参观通道,一路仰望矗立殿内的、成吨重数米高的金质灵塔,慨叹声嘈杂络绎,舒畅在某个塔尖,看见了白业所说那颗从死去巨象体内剖出的巨大宝石。
最后他们登上金顶,光线骤然充足、视野终于开阔,能俯瞰脚下园林、能远眺遥立群山,蓝天倾轧下来,像极倒灌的湖泊。
白业提醒微微眯起眼睛的舒畅把墨镜戴好,总算不再只说神话故事:“听人讲解说,佛像象征佛的法身,佛经是佛的教诲,佛塔体现佛的意志精神。你站在这里与佛对望的时候,很难不向往人们所传颂的神圣与纯洁。”
舒畅的视线隐在墨镜后面,白业却能捉到他目光似的:“我们略微去了解这些,是为了更好的尊重本地民俗,倒也不是真的要把什么东西寄托在这里。”
白业就这样道出写在舒畅脑海里的“观后感”,浅显又默契。
舒畅微微一怔,轻轻抬眸去找白业的眼睛。
“舒畅,你的名字很好。神山在上,祝愿你舒心畅快。”白业背后有终年不化的雪山之顶。他好像在这里待得久了,像山一样苍劲孤单又自由广阔,“扎西德勒。”
从布宫下来,又再一次错过吃午饭的正点。
这里的餐饮店称不上多,与游客的数目无法匹配,给人一种东西得抢着吃的感觉,而他们下午要逛的园林非常大,闭园时间也比较早,因此蒋秀他们的意思是大家先行前往下一个目的地,路上遇见卖小吃的地方,再随意按需解决。
舒畅已经习惯这几天不能按时吃饭,好在他以前忙起来也常常顾不上这些,因此适应得很好。
他只是有些别别扭扭地担心,白业这个时不时喊饿、吃饭第一名的人,此时胃里是不是又开始空落了。
舒畅一边恼自己干什么多管闲事,一边在随身的包里翻翻找找,从缝隙里捞出一包酒店顺出来的饼干,板着脸扔给白业。
白业轻一挑眉,愉快接受投喂。
白业撕开饼干包装的时候,舒畅都怕白业非要分一片给他吃,那太腻歪了,舒畅受不了这个,就在心里预演一番表达嫌弃的拒绝词。
但白业说:“不给你留了,我好饿。”
舒畅:“……”
这座园林式的建筑群规模宏大,留存颇多古迹,有亭台小筑和静池幽潭,还有不少移取于神山山脉上的、其他地域罕见的珍稀花草。
这些“摘一朵判十年”的奇花异草累惨了舒畅,偌大的园林处处佳景,舒畅按快门的手指自进门起就再也没歇过。

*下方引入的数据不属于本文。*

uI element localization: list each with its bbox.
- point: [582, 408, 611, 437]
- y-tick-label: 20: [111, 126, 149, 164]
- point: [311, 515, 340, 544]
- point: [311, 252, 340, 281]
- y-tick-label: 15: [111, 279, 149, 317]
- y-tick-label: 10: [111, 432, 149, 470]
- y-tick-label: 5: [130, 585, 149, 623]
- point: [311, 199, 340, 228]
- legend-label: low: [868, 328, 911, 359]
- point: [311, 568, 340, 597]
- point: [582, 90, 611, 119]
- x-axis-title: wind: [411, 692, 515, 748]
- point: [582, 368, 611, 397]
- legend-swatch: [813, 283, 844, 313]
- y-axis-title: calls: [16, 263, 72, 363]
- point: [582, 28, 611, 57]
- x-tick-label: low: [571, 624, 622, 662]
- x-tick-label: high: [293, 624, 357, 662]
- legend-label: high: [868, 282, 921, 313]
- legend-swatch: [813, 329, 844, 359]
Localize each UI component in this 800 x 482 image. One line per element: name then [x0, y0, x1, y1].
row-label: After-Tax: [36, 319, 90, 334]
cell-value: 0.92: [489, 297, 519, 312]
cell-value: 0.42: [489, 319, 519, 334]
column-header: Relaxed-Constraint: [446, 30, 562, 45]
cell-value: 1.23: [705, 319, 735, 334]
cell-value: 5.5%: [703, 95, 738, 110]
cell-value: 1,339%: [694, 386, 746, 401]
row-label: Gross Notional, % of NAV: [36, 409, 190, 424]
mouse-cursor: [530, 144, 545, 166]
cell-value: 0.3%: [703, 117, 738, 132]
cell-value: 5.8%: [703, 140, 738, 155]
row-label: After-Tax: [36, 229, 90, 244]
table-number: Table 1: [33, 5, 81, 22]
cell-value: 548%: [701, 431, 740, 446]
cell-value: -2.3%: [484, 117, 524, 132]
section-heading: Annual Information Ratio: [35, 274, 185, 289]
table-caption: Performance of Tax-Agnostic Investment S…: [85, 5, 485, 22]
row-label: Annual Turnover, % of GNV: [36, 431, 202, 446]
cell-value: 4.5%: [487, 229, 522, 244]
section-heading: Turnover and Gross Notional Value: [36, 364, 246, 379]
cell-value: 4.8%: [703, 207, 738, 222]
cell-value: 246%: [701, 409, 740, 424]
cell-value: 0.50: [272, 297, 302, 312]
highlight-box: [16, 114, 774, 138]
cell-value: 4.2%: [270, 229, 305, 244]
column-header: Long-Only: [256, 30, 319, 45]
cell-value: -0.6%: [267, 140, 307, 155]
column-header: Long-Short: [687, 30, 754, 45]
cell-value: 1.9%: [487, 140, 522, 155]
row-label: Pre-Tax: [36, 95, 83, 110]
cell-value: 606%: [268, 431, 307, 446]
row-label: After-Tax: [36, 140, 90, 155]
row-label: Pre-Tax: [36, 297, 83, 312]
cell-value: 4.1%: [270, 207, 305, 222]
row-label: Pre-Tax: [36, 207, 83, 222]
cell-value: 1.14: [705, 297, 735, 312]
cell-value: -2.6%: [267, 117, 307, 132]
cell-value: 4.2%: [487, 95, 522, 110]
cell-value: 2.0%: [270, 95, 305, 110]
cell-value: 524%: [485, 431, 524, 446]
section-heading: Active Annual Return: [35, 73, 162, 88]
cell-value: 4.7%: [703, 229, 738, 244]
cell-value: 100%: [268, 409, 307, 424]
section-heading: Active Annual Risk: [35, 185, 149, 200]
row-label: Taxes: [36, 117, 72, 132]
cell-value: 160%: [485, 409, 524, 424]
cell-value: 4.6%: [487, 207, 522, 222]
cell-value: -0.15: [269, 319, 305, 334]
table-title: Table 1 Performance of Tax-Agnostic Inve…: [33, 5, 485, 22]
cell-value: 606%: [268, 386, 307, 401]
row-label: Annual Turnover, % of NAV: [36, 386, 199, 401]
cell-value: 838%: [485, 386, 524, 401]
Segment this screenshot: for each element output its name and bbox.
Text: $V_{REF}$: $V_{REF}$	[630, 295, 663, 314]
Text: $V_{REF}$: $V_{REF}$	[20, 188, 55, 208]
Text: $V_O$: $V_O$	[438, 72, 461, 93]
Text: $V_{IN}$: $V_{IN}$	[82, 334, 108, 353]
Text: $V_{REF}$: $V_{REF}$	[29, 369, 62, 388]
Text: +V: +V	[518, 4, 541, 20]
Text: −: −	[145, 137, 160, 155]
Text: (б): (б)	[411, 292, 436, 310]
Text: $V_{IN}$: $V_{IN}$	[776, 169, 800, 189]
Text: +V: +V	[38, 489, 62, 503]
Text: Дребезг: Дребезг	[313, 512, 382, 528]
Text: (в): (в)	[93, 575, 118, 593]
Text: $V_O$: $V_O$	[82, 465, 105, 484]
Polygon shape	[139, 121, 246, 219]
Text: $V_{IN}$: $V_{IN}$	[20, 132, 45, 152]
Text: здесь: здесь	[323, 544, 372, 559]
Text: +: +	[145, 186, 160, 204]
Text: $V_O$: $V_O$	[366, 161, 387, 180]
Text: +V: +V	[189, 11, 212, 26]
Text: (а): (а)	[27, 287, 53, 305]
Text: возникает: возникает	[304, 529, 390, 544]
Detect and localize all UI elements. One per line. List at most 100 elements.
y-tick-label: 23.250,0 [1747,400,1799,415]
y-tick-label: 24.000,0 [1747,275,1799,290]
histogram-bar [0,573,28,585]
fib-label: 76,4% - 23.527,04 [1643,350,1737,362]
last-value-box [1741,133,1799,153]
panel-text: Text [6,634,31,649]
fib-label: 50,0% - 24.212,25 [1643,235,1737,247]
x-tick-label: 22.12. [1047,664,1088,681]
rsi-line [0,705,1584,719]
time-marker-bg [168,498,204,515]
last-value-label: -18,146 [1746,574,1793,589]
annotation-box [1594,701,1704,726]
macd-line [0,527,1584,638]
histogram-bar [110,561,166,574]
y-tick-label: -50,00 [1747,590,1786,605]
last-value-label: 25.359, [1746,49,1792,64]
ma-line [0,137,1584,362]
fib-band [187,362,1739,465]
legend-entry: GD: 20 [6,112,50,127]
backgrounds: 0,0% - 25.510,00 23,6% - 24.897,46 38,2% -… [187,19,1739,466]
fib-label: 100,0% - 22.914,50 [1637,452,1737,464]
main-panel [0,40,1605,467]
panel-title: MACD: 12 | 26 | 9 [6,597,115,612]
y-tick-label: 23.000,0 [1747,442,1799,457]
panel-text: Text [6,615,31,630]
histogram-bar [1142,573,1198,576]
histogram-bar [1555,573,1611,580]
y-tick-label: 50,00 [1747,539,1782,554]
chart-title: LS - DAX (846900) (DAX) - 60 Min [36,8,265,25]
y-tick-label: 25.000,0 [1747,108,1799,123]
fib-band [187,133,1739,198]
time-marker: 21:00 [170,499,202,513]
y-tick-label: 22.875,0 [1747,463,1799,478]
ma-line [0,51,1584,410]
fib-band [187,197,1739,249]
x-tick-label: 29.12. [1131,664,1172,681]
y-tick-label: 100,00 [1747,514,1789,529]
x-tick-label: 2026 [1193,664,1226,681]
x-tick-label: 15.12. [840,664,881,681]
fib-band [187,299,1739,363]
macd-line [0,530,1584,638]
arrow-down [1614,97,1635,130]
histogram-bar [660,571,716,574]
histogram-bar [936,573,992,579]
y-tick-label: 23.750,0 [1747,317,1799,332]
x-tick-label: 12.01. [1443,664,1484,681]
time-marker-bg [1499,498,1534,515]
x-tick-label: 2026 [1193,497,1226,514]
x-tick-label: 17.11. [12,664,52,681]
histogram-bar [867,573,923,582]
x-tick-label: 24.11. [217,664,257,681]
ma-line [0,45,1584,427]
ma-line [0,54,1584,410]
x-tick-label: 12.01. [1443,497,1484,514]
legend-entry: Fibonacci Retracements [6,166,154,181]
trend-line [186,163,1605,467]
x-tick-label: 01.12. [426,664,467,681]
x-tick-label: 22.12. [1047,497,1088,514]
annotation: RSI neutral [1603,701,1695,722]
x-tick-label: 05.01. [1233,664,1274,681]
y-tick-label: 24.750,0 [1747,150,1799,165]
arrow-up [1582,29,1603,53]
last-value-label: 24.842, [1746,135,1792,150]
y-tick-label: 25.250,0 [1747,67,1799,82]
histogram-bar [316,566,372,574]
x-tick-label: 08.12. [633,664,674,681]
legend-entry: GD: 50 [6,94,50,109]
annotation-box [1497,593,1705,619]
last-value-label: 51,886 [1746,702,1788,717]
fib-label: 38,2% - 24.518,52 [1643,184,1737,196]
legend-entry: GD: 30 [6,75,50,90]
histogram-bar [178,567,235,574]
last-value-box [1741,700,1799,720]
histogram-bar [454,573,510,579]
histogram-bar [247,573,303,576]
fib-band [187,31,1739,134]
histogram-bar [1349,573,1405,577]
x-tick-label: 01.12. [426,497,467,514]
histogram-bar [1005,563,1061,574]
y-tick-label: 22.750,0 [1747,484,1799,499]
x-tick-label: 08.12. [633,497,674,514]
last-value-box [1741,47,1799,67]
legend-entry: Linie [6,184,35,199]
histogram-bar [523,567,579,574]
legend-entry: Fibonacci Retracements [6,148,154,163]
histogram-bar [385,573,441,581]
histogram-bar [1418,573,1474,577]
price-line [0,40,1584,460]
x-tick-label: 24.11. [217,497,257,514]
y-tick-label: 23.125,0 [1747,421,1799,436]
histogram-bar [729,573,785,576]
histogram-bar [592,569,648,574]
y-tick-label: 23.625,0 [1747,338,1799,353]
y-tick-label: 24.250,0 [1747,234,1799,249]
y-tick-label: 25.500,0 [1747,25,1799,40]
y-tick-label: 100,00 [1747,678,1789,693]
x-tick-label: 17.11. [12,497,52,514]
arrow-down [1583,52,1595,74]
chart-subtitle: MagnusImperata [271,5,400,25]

万分专注于做什么事的时候,不仅耗费精神也耗费体力,白业见舒畅为了满足蒋秀她们的“乐此不疲”而忙忙碌碌、专心致志,忽然有些后悔刚才没给舒畅留一块饼干。
好不容易休息一会儿,舒畅都想干脆席地而坐,忽然之间就累得前胸贴后背了。
有一阵没工夫留意白业,现在闲下来,舒畅才看见白业提着口袋从远处走近,像是中途离开了一会儿,走到跟前,舒畅才问他:“干什么去了?背着我的包到处跑。”
白业从袋子里摸出一盒新鲜的酸奶:“除了背包也帮不上别的忙,这里的酸奶是特色,你先尝着,我把剩下的这些拿去分给蒋姐他们。”
没两分钟,白业就和跑去自拍的蒋秀几人一起过来休息,坐在舒畅左右,一同品尝着鲜香的酸奶。
蒋秀问:“小畅是不是累了?”
舒畅最擅长在这种时候撒一点娇了,他装模作样锤锤自己的腿:“是呀,走得我好累,今天没有三万步都收不了场,姐,你们太厉害啦。”
蒋秀美目一瞪,笑说:“酸奶都糊不上你的嘴。不过这园子里怎么这么多卖酸奶的?”
这就不是舒畅能解答的问题了,白业自然接话:“说巧也不巧,上个月中下旬有本地一个盛大节日,翻译过来差不多就是‘酸奶节’的意思,每到这时候,当地居民就会拖家带口跑到这儿来支帐篷,参加节日仪式,还有戏可以听,有更多的摊位可以买东西,非常热闹。”